Real Avigliano, Emiliano Brunetti: “Alle piccole società non si possono chiedere miracoli”

Real Avigliano, Emiliano Brunetti: “Alle piccole società non si possono chiedere miracoli”

Passione, appartenenza, identità. Nei comuni di dimensioni ridotte del ternano, come del resto negli altri della penisola, il gioco del calcio rappresenta un vero e proprio fattore sociale. Ad Avigliano, ad esempio, permette a quasi sessanta ragazzi del territorio di poter trascorrere qualche momento di spensieratezza ed armonia. Se a ciò computiamo i componenti della prima squadra, praticamente quasi tutti appartenenti al territorio, ci si rende conto del valore ancora più importante che assume. Purtroppo però, a causa dell’emergenza sanitaria, lo sport dilettantistico regionale è fermo al palo con tutte le conseguenze che ne derivano. Al taccuino di www.calcioternano.it il presidente Emiliano Brunetti fa il punto della situazione, per ciò che concerne il proprio club di appartenenza.

Presidente come è andata la ripartenza?

“Ci siamo conformati a tutti i protocolli previsti. Dal controllare la temperatura, alle certificazioni. La prima squadra aveva iniziato i primi di settembre, successivamente anche i ragazzi del settore giovanile hanno cominciato gli allenamenti. Abbiamo proceduto alla sanificazione dei locali osservando le normative in auge. Poi è arrivato il nuovo stop”.

Si aspettava degli aiuti per le iscrizioni?

“Avrei diviso in due rate la quota, con il primo pagamento previsto per il mese di dicembre. Speravamo di poter iniziare. Tuttavia mi rendo perfettamente conto quanto sia impegnativo gestire queste piccole società, in un contesto troppo difficile. Al momento avremmo anche delle difficoltà a ricominciare, eventualmente, nel mese di gennaio. Faccio un esempio”. Il presidente ricorda un aspetto che accomuna molti club del territorio: “Il 50-60% delle nostre entrare arrivano dal torneo e dalla sagra che organizziamo. E’ saltato tutto” riferendosi al periodo precedente. “Siamo stati costretti a ridimensionare il tutto. Appena le condizioni ce lo potranno permettere, l’intenzione è quella di tornare alla normalità”.

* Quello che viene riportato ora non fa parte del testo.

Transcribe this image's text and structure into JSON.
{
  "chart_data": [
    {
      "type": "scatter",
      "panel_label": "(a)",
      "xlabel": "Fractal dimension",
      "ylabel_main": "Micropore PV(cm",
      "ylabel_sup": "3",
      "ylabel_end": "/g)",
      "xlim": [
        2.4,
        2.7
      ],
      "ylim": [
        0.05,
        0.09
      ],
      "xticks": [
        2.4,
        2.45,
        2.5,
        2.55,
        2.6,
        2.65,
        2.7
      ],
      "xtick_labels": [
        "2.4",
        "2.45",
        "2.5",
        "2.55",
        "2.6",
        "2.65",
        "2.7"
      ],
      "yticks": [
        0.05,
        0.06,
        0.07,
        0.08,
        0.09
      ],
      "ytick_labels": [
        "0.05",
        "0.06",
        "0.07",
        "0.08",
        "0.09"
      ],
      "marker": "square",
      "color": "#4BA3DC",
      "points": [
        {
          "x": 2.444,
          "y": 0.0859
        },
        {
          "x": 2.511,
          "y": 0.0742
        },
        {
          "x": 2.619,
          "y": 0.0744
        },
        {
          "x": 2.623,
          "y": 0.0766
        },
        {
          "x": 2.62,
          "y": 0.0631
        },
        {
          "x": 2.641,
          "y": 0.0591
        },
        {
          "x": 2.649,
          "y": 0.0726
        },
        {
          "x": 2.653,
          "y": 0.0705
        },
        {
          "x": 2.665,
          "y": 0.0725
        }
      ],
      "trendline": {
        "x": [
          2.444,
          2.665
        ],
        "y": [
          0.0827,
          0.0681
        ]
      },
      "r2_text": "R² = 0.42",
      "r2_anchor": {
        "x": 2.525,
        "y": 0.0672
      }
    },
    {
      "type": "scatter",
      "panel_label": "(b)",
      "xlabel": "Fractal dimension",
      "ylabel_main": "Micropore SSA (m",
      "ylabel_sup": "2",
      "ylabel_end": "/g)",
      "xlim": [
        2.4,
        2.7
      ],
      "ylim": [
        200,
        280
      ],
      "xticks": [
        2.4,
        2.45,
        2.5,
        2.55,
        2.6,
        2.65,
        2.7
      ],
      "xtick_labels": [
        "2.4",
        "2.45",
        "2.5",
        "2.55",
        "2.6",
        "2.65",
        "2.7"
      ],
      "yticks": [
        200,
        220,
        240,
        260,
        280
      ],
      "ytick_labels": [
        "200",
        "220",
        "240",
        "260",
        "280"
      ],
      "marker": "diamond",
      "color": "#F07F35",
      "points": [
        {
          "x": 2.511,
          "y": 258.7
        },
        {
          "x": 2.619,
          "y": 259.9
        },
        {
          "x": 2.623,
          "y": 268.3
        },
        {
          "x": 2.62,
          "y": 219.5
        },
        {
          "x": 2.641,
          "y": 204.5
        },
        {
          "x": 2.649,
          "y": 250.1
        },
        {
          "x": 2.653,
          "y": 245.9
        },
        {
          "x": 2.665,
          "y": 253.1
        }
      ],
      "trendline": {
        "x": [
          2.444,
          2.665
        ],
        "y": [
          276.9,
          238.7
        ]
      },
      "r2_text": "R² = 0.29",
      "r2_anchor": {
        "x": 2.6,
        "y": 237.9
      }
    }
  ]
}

Un problema che si pone: “La prima squadra è composta da adulti. Se invece pensiamo al settore giovanile questa pausa destabilizza. Ai giovani potrebbe passare il piacere di giocare. Sarebbe più importante far tornare a giocare prima i più piccoli, quando l’emergenza sarà finalmente alle spalle. La ripartenza deve essere concertata nel rispetto delle piccole società. Non ci possono chiedere dei miracoli. Se dovesse essere troppo difficile meglio ripartire in estate. Il campionato deve riprendere con una certa serenità, senza la paura di essere contagiati. La situazione generale deve essere sotto controllo. Non siamo professionisti”.

L’importanza di essere comunità: “Con i calciatori ci vediamo sempre, apparteniamo allo stesso comune. Cerchiamo di mantenerci vivi. Più andremo avanti e più sarà un problema. Anche i dirigenti rischiano di allontanarsi, perdono la passione. Questo virus purtroppo, anche sotto questo punto di vista, ha lasciato il segno”.